What this all says to me is that for an extreme claim (e.g. using an array and doing a linear search will be faster than a hashmap lookup) it should require equally extreme evidence to substantiate it (e.g. the results of performance tests that stand up to heavy scrutiny).

I feel there is a trap in which someone might look at this sort of thing and say, a-ha I don't actually need to care about big O reasoning or standard understanding of data structures at all! That would be a tragic misreading of this sort of example.

2 comments

> before navigating away from trusting the big O analysis.

I don't think that's the spirit of the article. The spirit is to not assume O(1) is O(1) if you work with a physical computer and care about anything beyond how many times your program counter increments. Make sure to use big O notation that includes the complexities of carrying out those single instructions.

If you work with more than 32k of data, you either need to modify your big O to take latency into account, or you're assuming some worst case cache level, which is fine, and what you're doing with an idealistic big O...but that's a terrible assumption if you're actually trying to achieve speed or realistic metrics.

I agree. That's why the article is wrong-headed in its presentation.

Generally when you begin working on problems where this sort of thing is relevant, you have to make choices to get something going. You want to avoid premature optimization and you need something on the ground. In short, you have to assume O(1) is O(1) ... and it basically always is, except when there's evidence that it's not.
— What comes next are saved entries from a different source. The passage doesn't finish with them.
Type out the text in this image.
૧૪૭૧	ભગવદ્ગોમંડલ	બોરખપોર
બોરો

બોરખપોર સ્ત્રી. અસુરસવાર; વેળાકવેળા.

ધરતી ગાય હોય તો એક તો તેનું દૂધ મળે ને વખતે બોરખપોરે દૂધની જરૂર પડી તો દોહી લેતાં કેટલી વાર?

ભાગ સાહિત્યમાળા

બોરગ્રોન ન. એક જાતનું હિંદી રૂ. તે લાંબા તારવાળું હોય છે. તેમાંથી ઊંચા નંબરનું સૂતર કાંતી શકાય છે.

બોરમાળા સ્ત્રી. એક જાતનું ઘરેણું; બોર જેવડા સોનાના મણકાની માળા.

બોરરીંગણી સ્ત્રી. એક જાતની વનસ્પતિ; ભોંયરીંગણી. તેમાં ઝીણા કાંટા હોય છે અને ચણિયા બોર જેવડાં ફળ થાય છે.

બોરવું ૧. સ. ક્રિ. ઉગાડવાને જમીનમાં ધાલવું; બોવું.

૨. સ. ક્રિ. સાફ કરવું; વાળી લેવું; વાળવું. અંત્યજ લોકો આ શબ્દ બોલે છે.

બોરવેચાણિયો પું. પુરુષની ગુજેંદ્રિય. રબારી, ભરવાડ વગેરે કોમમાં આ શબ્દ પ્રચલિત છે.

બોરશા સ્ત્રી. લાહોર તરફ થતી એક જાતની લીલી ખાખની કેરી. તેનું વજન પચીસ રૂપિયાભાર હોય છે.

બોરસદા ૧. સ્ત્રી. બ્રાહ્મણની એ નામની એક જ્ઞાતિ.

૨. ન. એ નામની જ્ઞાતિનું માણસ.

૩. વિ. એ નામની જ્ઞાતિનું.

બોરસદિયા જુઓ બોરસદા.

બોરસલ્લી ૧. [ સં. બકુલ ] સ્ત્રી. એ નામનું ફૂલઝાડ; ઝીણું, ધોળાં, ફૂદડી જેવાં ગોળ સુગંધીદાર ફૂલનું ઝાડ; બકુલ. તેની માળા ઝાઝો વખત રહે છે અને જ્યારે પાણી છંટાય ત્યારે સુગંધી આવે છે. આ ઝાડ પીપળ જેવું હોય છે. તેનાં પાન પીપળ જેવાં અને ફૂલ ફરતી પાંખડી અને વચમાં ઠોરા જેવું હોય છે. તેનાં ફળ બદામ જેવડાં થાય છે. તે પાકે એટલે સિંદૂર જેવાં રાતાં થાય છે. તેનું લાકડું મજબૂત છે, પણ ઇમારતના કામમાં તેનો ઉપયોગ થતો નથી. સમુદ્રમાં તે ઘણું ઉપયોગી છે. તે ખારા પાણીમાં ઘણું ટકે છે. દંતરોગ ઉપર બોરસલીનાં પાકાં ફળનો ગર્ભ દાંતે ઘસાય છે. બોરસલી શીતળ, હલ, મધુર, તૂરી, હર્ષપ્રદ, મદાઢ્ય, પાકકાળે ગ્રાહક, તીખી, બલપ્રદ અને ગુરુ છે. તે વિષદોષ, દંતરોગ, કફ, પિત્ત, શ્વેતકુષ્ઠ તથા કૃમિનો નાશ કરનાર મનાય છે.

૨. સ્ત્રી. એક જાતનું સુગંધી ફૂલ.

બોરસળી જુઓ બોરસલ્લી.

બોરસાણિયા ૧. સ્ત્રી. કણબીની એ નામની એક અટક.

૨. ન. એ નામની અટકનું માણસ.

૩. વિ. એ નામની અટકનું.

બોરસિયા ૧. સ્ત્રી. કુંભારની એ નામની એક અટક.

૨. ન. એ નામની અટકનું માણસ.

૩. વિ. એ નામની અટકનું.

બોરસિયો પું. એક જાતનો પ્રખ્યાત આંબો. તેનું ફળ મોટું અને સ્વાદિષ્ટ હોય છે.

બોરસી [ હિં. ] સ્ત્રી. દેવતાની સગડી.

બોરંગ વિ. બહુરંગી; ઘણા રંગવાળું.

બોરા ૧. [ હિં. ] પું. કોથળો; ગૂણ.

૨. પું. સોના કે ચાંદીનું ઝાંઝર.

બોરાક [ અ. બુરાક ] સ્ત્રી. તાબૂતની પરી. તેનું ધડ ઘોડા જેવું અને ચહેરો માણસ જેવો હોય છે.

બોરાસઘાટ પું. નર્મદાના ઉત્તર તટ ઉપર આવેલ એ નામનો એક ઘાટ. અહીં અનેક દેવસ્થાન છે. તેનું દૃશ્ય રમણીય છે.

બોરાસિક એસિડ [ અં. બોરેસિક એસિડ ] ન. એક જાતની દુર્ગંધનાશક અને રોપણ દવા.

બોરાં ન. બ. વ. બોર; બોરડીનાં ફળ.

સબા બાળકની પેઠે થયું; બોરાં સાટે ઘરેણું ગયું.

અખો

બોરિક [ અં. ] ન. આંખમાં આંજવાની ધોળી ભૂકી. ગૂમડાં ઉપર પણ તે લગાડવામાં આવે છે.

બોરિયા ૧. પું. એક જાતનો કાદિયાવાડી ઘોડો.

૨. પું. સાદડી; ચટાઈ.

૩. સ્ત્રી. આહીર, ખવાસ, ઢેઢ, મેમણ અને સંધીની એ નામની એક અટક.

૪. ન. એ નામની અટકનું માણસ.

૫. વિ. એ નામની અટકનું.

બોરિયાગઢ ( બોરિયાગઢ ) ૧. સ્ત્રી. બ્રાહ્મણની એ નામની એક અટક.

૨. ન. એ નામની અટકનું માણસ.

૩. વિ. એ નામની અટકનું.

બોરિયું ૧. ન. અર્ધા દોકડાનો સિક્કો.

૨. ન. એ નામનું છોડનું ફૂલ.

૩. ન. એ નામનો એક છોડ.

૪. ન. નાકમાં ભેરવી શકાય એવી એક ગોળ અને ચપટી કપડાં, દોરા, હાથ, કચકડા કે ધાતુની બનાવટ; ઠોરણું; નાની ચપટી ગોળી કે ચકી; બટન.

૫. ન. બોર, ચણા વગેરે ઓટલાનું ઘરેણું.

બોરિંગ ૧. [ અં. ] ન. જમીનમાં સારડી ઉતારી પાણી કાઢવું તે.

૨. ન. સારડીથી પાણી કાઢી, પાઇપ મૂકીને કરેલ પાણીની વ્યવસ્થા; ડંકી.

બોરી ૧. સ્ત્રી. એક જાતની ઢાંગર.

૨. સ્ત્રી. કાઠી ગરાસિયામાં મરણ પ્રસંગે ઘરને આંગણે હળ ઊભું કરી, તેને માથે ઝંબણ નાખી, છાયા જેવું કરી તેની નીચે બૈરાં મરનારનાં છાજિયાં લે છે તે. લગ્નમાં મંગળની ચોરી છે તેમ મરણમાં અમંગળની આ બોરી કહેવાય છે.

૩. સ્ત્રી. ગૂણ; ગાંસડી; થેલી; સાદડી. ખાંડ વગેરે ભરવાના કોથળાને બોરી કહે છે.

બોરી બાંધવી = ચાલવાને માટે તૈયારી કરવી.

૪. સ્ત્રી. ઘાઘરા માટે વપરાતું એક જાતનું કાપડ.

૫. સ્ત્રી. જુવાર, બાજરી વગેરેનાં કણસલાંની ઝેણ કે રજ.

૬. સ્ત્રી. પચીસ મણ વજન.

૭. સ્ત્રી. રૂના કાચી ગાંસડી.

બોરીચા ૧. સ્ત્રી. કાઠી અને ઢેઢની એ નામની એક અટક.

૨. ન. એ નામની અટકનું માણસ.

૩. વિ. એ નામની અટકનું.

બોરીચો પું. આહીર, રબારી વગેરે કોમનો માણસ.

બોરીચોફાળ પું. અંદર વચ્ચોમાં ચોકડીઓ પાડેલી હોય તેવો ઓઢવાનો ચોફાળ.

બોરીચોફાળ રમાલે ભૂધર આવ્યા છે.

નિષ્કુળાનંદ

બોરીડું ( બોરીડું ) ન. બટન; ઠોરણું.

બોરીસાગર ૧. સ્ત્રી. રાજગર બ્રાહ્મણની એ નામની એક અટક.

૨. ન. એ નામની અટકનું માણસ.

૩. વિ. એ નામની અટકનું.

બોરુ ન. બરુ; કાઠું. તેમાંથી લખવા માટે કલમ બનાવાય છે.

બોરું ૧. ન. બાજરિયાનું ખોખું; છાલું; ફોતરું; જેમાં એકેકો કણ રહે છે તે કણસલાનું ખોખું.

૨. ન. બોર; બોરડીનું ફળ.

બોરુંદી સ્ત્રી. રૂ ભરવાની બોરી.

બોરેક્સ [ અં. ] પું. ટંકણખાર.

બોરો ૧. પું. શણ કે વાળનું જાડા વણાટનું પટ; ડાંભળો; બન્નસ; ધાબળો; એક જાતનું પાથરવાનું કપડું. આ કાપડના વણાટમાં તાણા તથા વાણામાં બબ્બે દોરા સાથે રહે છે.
The value of the article is to point out cases when these abstractions break down, and the value of performance testing. But carrying it to an extreme such as, "Never make any assumptions about how any data structures work until you've performance tested every single thing in your application" is of course wildly unproductive.

> using an array and doing a linear search will be faster than a hashmap lookup

For small enough sets of data, this will likely be true, simply because you don't have to compute a hash.

Of course, it likely won't scale very well.